Paul, I'm also a strong proponent of launching water, storing it at a logistics depot in LEO, cracking it as needed and storing the results for a short term in pre-configured tanks for use by dry-launch vehicles. I've gone a little bit down the road of requirements for physical and electrical interfaces and "contracts" that would define the tank standards, and I think this could be a great opportunity for a breakpoint in the transportation architecture.

The big advantages seem to be: architecture flexibility, easier automation of tank transfer, non-cryo fluids are easier to store long term, standardization (and therefore commoditization) of vehicle fuel systems. This would be a great anchor point for a bunch of Value Network branches (in a "Mike Mealling" economic universe)

Major cons: large capital investment, "what if dogs don't eat the dogfood?", that is, the "chicken-n-egg" problem of convinicing vehicle designers to sign on to the standard (NIH?)

I don't yet know where the value break-points are, but I really think this approach is worth very serious investigation.

PS. I'm looking at tanks in this architecture not as disposable, but as re-usable.
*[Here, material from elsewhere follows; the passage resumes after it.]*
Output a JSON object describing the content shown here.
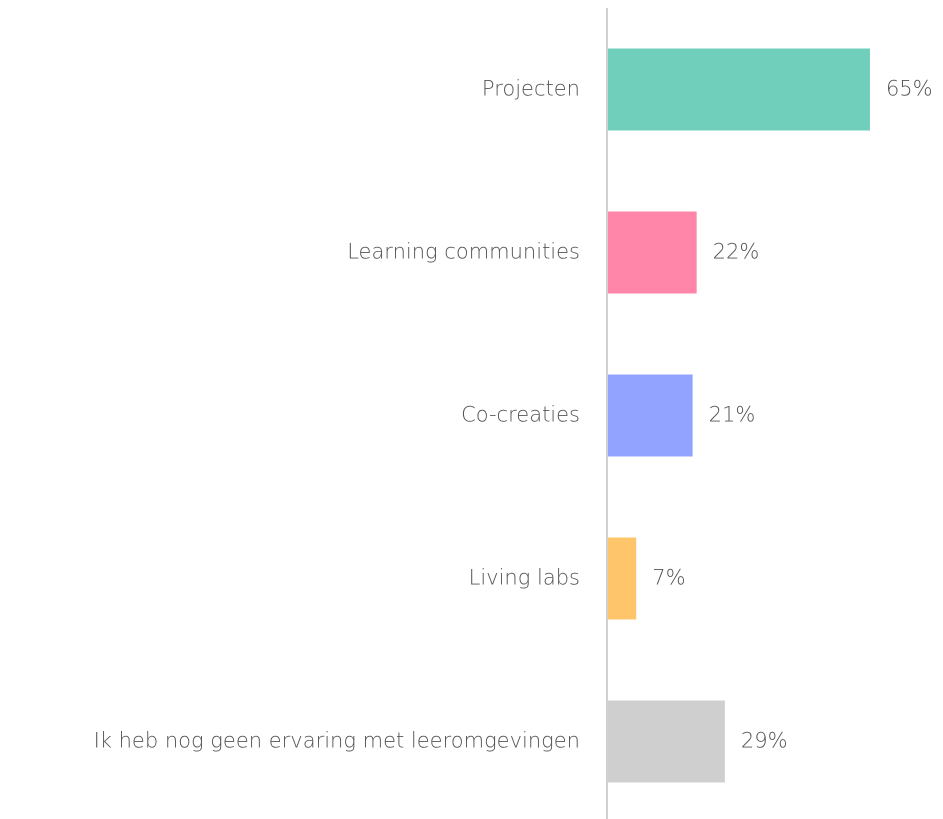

More like the model for Propane tank re-fills at gas stations: "You give me your empty tank and a little bit of money, and I'll give you a full one"

Ben: IMO, the launching of propellant (water or otherwise) becomes interesting if we can launch it in very small packets, using a launch system tailored to low cost at high rep rate. Laser launchers or micro-RLVs, say.

If you fill the tank at a 'filling station', then catastrophic problems don't affect your vehicle and people. Unless it turns out that the risks of transferring a full tank to the spacecraft are even greater than the risk of in-situ refuelling.